BART officials believe metallic dust is to blame.

A formerly unsolved power problem that led to months of commute delays last year appears to be back, according to a report from ABC 7 News.

BART was working round-the-clock last Friday night to identify and fix the mysterious issue that damaged 22 cars between North Concord and Pittsburg - Bay Point stations in California. Now, BART officials believe metallic dust is to blame.

Power surges knocked out nearly two dozen train cars in the East Bay Friday, and two similar incidents last year.

The power issues afflicting the 22 cars on Friday and last year appear to the be the result of a combination of factors, according to a report from The Mercury News. One issue is the buildup of metallic dust on the underside of cars impacted by the electrical surging, he said.

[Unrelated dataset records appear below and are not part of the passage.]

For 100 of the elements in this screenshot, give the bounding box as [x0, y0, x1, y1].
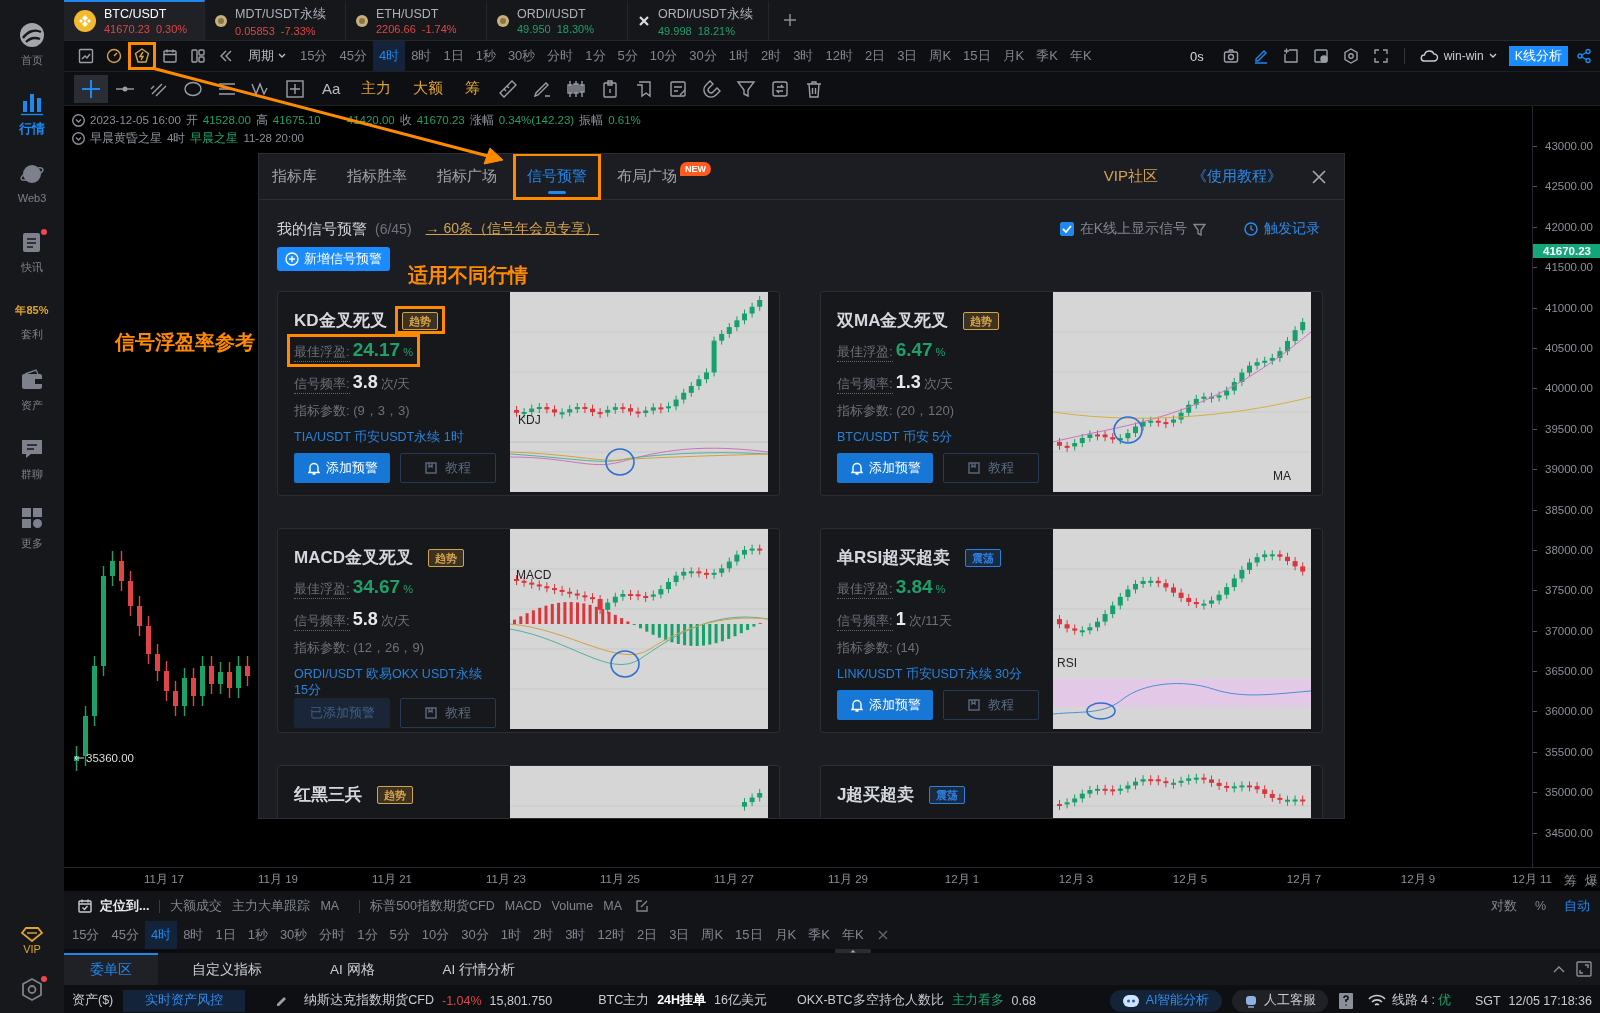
sidebar-item[interactable]: 快讯	[0, 217, 64, 286]
checkbox[interactable]	[1059, 222, 1074, 236]
symbol-tab[interactable]: ORDI/USDT 49.950 18.30%	[487, 0, 628, 40]
modal-tab[interactable]: 指标胜率	[334, 154, 420, 199]
sidebar-item[interactable]: 首页	[0, 10, 64, 79]
axis-toggle[interactable]: 筹	[1564, 872, 1577, 890]
indicator-toggle[interactable]: 筹	[454, 79, 492, 98]
add-alert-button[interactable]: 添加预警	[837, 453, 933, 483]
interval-tab[interactable]: 季K	[1030, 41, 1064, 71]
collapse-icon[interactable]	[72, 131, 85, 145]
pen-icon[interactable]	[275, 994, 289, 1007]
line-chart-icon[interactable]	[78, 48, 94, 64]
ruler-icon[interactable]	[498, 78, 519, 99]
interval-tab[interactable]: 30分	[455, 921, 495, 949]
ai-analysis-button[interactable]: AI智能分析	[1109, 989, 1222, 1012]
indicator-item[interactable]: 大额成交	[170, 897, 223, 915]
interval-tab[interactable]: 15分	[66, 921, 106, 949]
add-alert-button[interactable]: 添加预警	[294, 453, 390, 483]
indicator-item[interactable]: 主力大单跟踪	[232, 897, 311, 915]
interval-tab[interactable]: 4时	[372, 41, 406, 71]
history-link[interactable]: 触发记录	[1244, 220, 1320, 238]
interval-tab[interactable]: 月K	[768, 921, 803, 949]
tutorial-button[interactable]: 教程	[400, 453, 496, 483]
interval-tab[interactable]: 周K	[695, 921, 730, 949]
interval-tab[interactable]: 月K	[996, 41, 1031, 71]
expand-icon[interactable]	[1576, 961, 1592, 977]
collapse-icon[interactable]	[72, 113, 85, 127]
rewind-icon[interactable]	[218, 48, 234, 64]
layout-icon[interactable]	[190, 48, 206, 64]
interval-tab[interactable]: 8时	[177, 921, 210, 949]
interval-tab[interactable]: 年K	[1063, 41, 1098, 71]
tutorial-button[interactable]: 教程	[943, 453, 1039, 483]
tutorial-button[interactable]: 教程	[400, 698, 496, 728]
edit-icon[interactable]	[636, 900, 648, 912]
interval-tab[interactable]: 1日	[209, 921, 242, 949]
close-icon[interactable]	[877, 930, 888, 940]
locate-button[interactable]: 定位到...	[78, 897, 150, 915]
interval-tab[interactable]: 10分	[415, 921, 456, 949]
account-dropdown[interactable]: win-win	[1412, 49, 1503, 63]
scale-option[interactable]: 对数	[1486, 897, 1521, 915]
sidebar-item[interactable]: 更多	[0, 493, 64, 562]
indicator-item[interactable]: MA	[320, 899, 340, 913]
interval-tab[interactable]: 1时	[722, 41, 755, 71]
interval-tab[interactable]: 2日	[630, 921, 664, 949]
interval-tab[interactable]: 分时	[313, 921, 352, 949]
indicator-toggle[interactable]: 大额	[402, 79, 455, 98]
interval-tab[interactable]: 年K	[835, 921, 870, 949]
add-alert-button[interactable]: 新增信号预警	[277, 247, 390, 271]
modal-tab[interactable]: 指标库	[259, 154, 330, 199]
interval-tab[interactable]: 1秒	[469, 41, 502, 71]
interval-tab[interactable]: 1日	[437, 41, 470, 71]
panel-tab[interactable]: 委单区	[64, 953, 158, 985]
interval-tab[interactable]: 15日	[957, 41, 997, 71]
modal-tab[interactable]: 指标广场	[424, 154, 510, 199]
lightning-icon[interactable]	[134, 48, 150, 64]
interval-tab[interactable]: 5分	[383, 921, 416, 949]
market-link[interactable]: ORDI/USDT 欧易OKX USDT永续 15分	[294, 666, 496, 698]
note-icon[interactable]	[668, 78, 689, 99]
interval-tab[interactable]: 30分	[683, 41, 723, 71]
sidebar-item[interactable]: 资产	[0, 355, 64, 424]
indicator-item[interactable]: MA	[603, 899, 622, 913]
interval-tab[interactable]: 周K	[923, 41, 958, 71]
settings-icon[interactable]	[20, 977, 44, 1003]
interval-tab[interactable]: 30秒	[501, 41, 542, 71]
magnet-icon[interactable]	[702, 78, 723, 99]
interval-tab[interactable]: 1分	[351, 921, 384, 949]
interval-tab[interactable]: 3日	[891, 41, 924, 71]
interval-tab[interactable]: 5分	[611, 41, 644, 71]
interval-tab[interactable]: 2日	[858, 41, 892, 71]
interval-tab[interactable]: 1时	[494, 921, 527, 949]
add-frame-icon[interactable]	[1282, 48, 1299, 64]
calendar-icon[interactable]	[162, 48, 178, 64]
interval-tab[interactable]: 15分	[294, 41, 334, 71]
indicator-item[interactable]: Volume	[551, 899, 594, 913]
symbol-tab[interactable]: BTC/USDT 41670.23 0.30%	[64, 0, 205, 40]
vip-button[interactable]: VIP	[21, 926, 43, 955]
gauge-icon[interactable]	[106, 48, 122, 64]
fullscreen-icon[interactable]	[1372, 48, 1389, 64]
interval-tab[interactable]: 12时	[819, 41, 859, 71]
interval-tab[interactable]: 12时	[591, 921, 631, 949]
vip-community-link[interactable]: VIP社区	[1103, 167, 1158, 186]
drawing-tool[interactable]	[74, 74, 108, 103]
interval-tab[interactable]: 季K	[802, 921, 836, 949]
sidebar-item[interactable]: 群聊	[0, 424, 64, 493]
risk-control-button[interactable]: 实时资产风控	[123, 989, 246, 1012]
interval-tab[interactable]: 3时	[559, 921, 592, 949]
candlestick-icon[interactable]	[566, 78, 587, 99]
symbol-tab[interactable]: MDT/USDT永续 0.05853 -7.33%	[205, 0, 346, 40]
customer-service-button[interactable]: 人工客服	[1231, 989, 1328, 1012]
interval-tab[interactable]: 3日	[663, 921, 696, 949]
interval-tab[interactable]: 分时	[541, 41, 580, 71]
filter-icon[interactable]	[736, 78, 757, 99]
indicator-item[interactable]: 标普500指数期货CFD	[370, 897, 495, 915]
upgrade-link[interactable]: → 60条（信号年会员专享）	[425, 220, 600, 238]
sync-icon[interactable]	[770, 78, 791, 99]
interval-tab[interactable]: 45分	[333, 41, 373, 71]
indicator-item[interactable]: MACD	[504, 899, 542, 913]
font-tool[interactable]: Aa	[312, 80, 351, 97]
modal-tab[interactable]: 信号预警	[514, 154, 600, 199]
market-link[interactable]: BTC/USDT 币安 5分	[837, 429, 1039, 445]
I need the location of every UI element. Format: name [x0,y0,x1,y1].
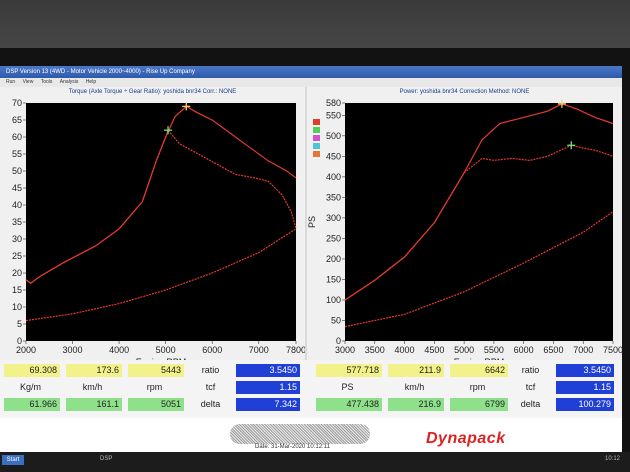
torque-ytick-label: 20 [12,268,22,278]
power-xtick-label: 7500 [603,345,622,355]
power-ytick-label: 200 [326,254,341,264]
left-unit-speed: km/h [66,381,122,394]
torque-ytick-label: 25 [12,251,22,261]
legend-swatch-green[interactable] [313,127,320,133]
torque-chart: 70656055504540353025201510502000 3000 4000… [12,98,305,365]
power-xtick-label: 3500 [365,345,385,355]
taskbar-item-dsp[interactable]: DSP [100,456,112,462]
torque-xtick-label: 4000 [109,345,129,355]
window-title: DSP Version 13 (4WD - Motor Vehicle 2000… [0,66,622,78]
power-xtick-label: 5500 [484,345,504,355]
power-ytick-label: 150 [326,274,341,284]
legend-swatch-red[interactable] [313,119,320,125]
power-xtick-label: 4000 [395,345,415,355]
right-max-power: 577.718 [316,364,382,377]
left-tcf-label: tcf [192,381,232,394]
power-ytick-label: 550 [326,110,341,120]
torque-ytick-label: 40 [12,200,22,210]
right-max-rpm: 6642 [450,364,508,377]
power-ytick-label: 250 [326,233,341,243]
right-tcf-label: tcf [512,381,552,394]
right-unit-speed: km/h [388,381,444,394]
torque-ytick-label: 45 [12,183,22,193]
left-delta-value: 7.342 [236,398,300,411]
right-unit-rpm: rpm [450,381,508,394]
right-cursor-speed: 216.9 [388,398,444,411]
redacted-name [230,424,370,444]
torque-xtick-label: 6000 [202,345,222,355]
right-delta-value: 100.279 [556,398,614,411]
right-ratio-value: 3.5450 [556,364,614,377]
power-ytick-label: 350 [326,192,341,202]
menu-bar: Run View Tools Analysis Help [0,78,622,87]
power-ytick-label: 50 [331,315,341,325]
right-ratio-label: ratio [512,364,552,377]
left-cursor-speed: 161.1 [66,398,122,411]
left-tcf-value: 1.15 [236,381,300,394]
torque-ytick-label: 15 [12,285,22,295]
right-delta-label: delta [512,398,552,411]
menu-view[interactable]: View [23,79,34,85]
power-ytick-label: 300 [326,213,341,223]
start-button[interactable]: Start [2,455,24,465]
menu-run[interactable]: Run [6,79,15,85]
power-xtick-label: 5000 [454,345,474,355]
torque-ytick-label: 65 [12,115,22,125]
menu-help[interactable]: Help [86,79,96,85]
left-max-rpm: 5443 [128,364,184,377]
torque-ytick-label: 50 [12,166,22,176]
left-unit-rpm: rpm [128,381,184,394]
torque-xtick-label: 5000 [156,345,176,355]
torque-ytick-label: 30 [12,234,22,244]
taskbar-clock: 10:12 [604,456,620,462]
legend-swatch-orange[interactable] [313,151,320,157]
right-cursor-rpm: 6799 [450,398,508,411]
power-ytick-label: 400 [326,172,341,182]
readout-area: 69.308 173.6 5443 ratio 3.5450 Kg/m km/h… [0,360,622,420]
torque-ytick-label: 55 [12,149,22,159]
left-delta-label: delta [192,398,232,411]
menu-tools[interactable]: Tools [41,79,53,85]
power-xtick-label: 4500 [424,345,444,355]
left-unit-torque: Kg/m [4,381,60,394]
torque-xtick-label: 2000 [16,345,36,355]
left-ratio-value: 3.5450 [236,364,300,377]
power-ytick-label: 500 [326,131,341,141]
torque-plot-area [26,103,296,341]
dynapack-logo: Dynapack [426,430,506,447]
right-max-speed: 211.9 [388,364,444,377]
power-xtick-label: 6500 [543,345,563,355]
torque-xtick-label: 7800 [286,345,305,355]
legend-swatch-cyan[interactable] [313,143,320,149]
right-cursor-power: 477.438 [316,398,382,411]
left-max-torque: 69.308 [4,364,60,377]
left-cursor-torque: 61.966 [4,398,60,411]
torque-ytick-label: 60 [12,132,22,142]
power-xtick-label: 3000 [335,345,355,355]
right-tcf-value: 1.15 [556,381,614,394]
power-chart: 5805505004504003503002502001501005003000… [307,98,622,365]
torque-xtick-label: 3000 [63,345,83,355]
torque-xtick-label: 7000 [249,345,269,355]
power-ytick-label: 450 [326,151,341,161]
left-cursor-rpm: 5051 [128,398,184,411]
menu-analysis[interactable]: Analysis [60,79,79,85]
left-max-speed: 173.6 [66,364,122,377]
torque-ytick-label: 5 [17,319,22,329]
dsp-app-window: DSP Version 13 (4WD - Motor Vehicle 2000… [0,66,622,466]
torque-ytick-label: 35 [12,217,22,227]
right-unit-power: PS [316,381,382,394]
test-date: Date: 31-Mar-2020 10:12:11 [255,444,330,450]
torque-ytick-label: 10 [12,302,22,312]
left-ratio-label: ratio [192,364,232,377]
power-ytick-label: 580 [326,98,341,108]
power-xtick-label: 6000 [514,345,534,355]
power-plot-area [345,103,613,341]
power-ytick-label: 100 [326,295,341,305]
legend-swatch-magenta[interactable] [313,135,320,141]
power-ylabel: PS [307,216,317,228]
taskbar: Start DSP 10:12 [0,452,630,472]
power-xtick-label: 7000 [573,345,593,355]
torque-ytick-label: 70 [12,98,22,108]
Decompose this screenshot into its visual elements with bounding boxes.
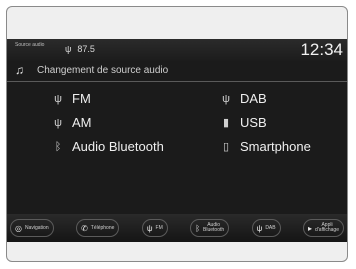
- button-label: Appli d'affichage: [315, 223, 339, 233]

BART generates metallic dust from grinding the rails, a practice the agency uses to reduce the screeching noise of wheels grating against the tracks, the spokesman said. The dust can conduct electricity, which becomes susceptible to flashes as the cars draw power from the track’s third rail.

BART engineers noticed the dust was thickest near tunnels and inside the Transbay Tube, where rain and wind cannot naturally wash it away. So, in response to the surging issues near the West Oakland station last year, crews started vacuuming the tracks after grinding the rails to remove some of that dust, a BART spokesman told The Mercury News.

The agency hadn’t been as concerned with the dust at its above-ground stations, the spokesman said, because the dust is removed naturally by rain and wind. But over the course of the last month, BART workers had been diligently grinding the rails four nights a week between the North Concord and Pittsburg stations.

That stretch of tracks is a little different than the rest of the BART system because it’s on a hill, meaning the trains need a little extra juice to make it up and over.

“This particular section of track was designed to provide more power to trains than anywhere else on the BART system,” the spokesman said. “It is now thought that this rail grinding led to a buildup of metallic dust on rail cars.”

To address the issue, BART is in the process of purchasing magnets, which will sit on train cars that aren’t carrying passengers to pick up the metallic dust left in the rail grinders’ wake, a solution that should be implemented as soon as next month.